VANCOUVER–One of the first things we’re taught as kids is that sharing is good. If you have two Chocodiles and Billy has none, you give him one. Sharing once was the norm in the security community–or, more specifically, certain sections of it–as well, but if the atmosphere at the CanSecWest conference this year are any indication, those days are quickly coming to an end.
In past years, the talks delivered at CanSecWest were among the more relentlessly technical presentations you’d see at any conference. New exploitation techniques, fuzzing methods and tool releases were the norm and security officials from Microsoft, Google, Apple and other companies hovered around wondering which of their products would wind up being dissected in one of the talks. Sometimes, it was all of the above.
But things have changed, and it’s not clear exactly why that is. This isn’t to say that the quality of the speakers or the talks has dropped; that’s certainly not the case. In fact, they’re as good as ever. It’s more a feeling that, in the current climate, researchers are less willing to share everything they know with the wider community. It may be the case that, as it was decades ago, top-level offensive security research is being pushed underground again.
Today’s climate is unlike anything that’s been seen in the security world in recent memory. There’s public dissatisfaction with the way that offensive research is conducted and disseminated, while at the same time there is more demand for that research than ever before. Researchers who once had severely limited options for what do with their work, now have a wide range of choices. At one time it was either go public, disclose it to the vendor or, if you had the contacts, sell it on the black market. These days, a talented researcher or exploit writer might consider those three options only as last resorts.
The public and private markets that have emerged for vulnerabilities in the last few years have opened up huge opportunities for researchers, not just in terms of options, but also in terms of making serious money. Consider the two hacking contests here this week, TippingPoint’s Pwn2Own and Google’s new Pwnium. As part of Pwn2Own the contestants don’t have to disclose their exploitation techniques or anything other than the details of the crash that led to the vulnerability. That’s attractive to folks who want to retain some of the IP for the work they’ve done finding and exploiting the bugs they’re using.
VUPEN, which arrived at the contest this year with ready-made zero days for each of the major browsers, is competing in Pwn2Own, where the top prize is $60,000. To win that, they may need to use several bugs, but the first one they chose to use was in Google Chrome. They’re not, however, participating in Pwnium, where the rules are slightly different. In Google’s contest, participants must relinquish the details of the vulnerability as well as the exploit. However, there is practically no limit on the amount of money that a researcher can earn, as Google has committed $1 million to the contest. Only one researcher has been successful in hacking Chrome thus far, but he earned $60,000 for his trouble and his exploit.

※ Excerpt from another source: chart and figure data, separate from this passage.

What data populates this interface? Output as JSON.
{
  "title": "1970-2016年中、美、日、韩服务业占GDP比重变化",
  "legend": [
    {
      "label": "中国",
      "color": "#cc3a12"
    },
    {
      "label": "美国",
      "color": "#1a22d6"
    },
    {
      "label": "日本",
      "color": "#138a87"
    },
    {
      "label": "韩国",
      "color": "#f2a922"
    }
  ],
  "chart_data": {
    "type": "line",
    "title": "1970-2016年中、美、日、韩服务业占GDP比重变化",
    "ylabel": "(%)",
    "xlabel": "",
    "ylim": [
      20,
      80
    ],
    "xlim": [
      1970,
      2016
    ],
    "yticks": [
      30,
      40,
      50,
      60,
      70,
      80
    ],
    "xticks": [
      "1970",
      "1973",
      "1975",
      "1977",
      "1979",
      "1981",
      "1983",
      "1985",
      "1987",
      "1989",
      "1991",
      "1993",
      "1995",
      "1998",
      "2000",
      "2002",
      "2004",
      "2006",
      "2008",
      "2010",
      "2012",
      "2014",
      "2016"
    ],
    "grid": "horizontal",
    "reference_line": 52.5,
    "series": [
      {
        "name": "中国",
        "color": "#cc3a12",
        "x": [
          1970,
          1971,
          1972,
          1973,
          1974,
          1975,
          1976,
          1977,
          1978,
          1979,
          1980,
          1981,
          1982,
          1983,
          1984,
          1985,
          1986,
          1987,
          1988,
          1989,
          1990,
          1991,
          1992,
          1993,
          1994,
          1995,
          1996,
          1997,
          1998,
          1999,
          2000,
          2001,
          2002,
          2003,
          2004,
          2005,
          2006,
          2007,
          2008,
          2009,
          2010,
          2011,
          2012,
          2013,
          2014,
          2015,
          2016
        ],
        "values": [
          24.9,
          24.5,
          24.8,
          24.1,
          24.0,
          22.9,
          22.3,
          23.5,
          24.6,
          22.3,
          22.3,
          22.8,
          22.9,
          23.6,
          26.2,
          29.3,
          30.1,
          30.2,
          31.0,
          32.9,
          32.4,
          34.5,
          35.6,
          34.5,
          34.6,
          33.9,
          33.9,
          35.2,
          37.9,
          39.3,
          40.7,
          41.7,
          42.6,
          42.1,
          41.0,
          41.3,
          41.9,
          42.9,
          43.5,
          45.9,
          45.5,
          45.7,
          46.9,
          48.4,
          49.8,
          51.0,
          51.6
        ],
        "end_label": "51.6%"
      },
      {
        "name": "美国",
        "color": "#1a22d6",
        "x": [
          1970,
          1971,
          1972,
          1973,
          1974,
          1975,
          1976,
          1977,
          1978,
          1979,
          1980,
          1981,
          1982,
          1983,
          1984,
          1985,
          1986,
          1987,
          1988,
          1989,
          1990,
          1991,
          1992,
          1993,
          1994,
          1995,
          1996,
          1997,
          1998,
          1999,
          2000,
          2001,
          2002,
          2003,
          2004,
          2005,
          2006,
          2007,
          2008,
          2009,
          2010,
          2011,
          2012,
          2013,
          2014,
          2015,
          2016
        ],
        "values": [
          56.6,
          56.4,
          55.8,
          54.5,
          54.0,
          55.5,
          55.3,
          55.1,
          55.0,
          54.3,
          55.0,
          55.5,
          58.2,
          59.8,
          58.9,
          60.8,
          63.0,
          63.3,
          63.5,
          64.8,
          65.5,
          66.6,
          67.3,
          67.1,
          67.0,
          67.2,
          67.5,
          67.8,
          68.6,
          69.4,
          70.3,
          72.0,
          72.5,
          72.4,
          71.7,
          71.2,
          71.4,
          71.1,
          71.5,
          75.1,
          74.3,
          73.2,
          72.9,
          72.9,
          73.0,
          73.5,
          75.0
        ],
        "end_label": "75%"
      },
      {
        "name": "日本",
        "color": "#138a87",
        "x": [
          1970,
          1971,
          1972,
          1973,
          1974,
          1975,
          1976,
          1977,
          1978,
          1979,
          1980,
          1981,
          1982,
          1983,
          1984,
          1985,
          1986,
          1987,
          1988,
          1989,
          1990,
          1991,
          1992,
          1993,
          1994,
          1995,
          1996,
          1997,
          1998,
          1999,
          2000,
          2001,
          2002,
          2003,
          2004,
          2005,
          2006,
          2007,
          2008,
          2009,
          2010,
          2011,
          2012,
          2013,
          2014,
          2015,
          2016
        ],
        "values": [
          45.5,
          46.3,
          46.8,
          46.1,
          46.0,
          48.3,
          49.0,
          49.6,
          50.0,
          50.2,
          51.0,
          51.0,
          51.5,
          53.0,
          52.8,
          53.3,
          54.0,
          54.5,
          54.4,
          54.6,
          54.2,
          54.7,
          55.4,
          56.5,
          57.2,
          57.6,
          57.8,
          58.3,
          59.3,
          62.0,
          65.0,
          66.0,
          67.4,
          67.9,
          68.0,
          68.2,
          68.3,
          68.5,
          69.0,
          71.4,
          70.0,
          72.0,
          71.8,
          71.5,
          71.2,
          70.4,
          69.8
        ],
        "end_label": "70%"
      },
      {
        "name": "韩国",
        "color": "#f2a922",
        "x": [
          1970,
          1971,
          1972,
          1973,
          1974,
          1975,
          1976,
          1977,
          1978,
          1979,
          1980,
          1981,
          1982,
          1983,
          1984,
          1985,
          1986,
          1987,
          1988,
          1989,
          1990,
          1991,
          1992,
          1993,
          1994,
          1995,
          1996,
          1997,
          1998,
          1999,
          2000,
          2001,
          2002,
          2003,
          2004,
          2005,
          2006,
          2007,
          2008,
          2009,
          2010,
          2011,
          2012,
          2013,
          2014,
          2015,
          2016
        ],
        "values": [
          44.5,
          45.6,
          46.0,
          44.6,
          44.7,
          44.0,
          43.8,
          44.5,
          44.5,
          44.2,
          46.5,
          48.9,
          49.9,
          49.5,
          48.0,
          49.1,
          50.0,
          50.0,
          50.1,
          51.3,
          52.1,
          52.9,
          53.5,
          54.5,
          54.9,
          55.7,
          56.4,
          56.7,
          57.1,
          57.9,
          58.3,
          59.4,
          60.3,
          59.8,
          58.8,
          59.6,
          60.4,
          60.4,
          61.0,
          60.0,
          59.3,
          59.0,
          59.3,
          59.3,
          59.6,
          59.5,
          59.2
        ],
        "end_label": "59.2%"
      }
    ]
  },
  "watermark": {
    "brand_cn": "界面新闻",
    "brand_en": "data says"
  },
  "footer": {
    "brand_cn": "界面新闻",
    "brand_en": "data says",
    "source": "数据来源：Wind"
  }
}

So, VUPEN could have earned exactly the same reward from Google for its one Chrome bug that it might win from Pwn2Own. But, the difference is that they don’t have to give up their exploit and sandbox escape to Google now. Google can still patch the bug that VUPEN used, but it won’t have the details of how it was exploited. And VUPEN can continue to use that technique in other instances.
The money at stake in these contests is for real, but it’s relatively small when compared to the cash that’s available in private bug sales. Stories of researchers selling vulnerabilities to defense contractors and government agencies for six figures have been circulating for years now, and few researcher ever confirm them. But those sales are happening for sure, and for the researchers who do the work and find a willing buyer, it’s hard to argue that they shouldn’t make the sale. On a purely financial level, making a year’s salary in one sale is virtually impossible to turn down.
Arguments will continue to rage about the ethics of these sales, and it’s an un-winnable fight regardless of which side you’re on. The fact is that money talks, and there’s a lot of it available to those who know where to find it. That likely will increase in the coming years as governments and other buyers ramp up their offensive capabilities and the demand for high-level bugs and exploits continues to rise.
Whether that state of affairs is good for the general public is debatable, but that looks like the direction we’re headed.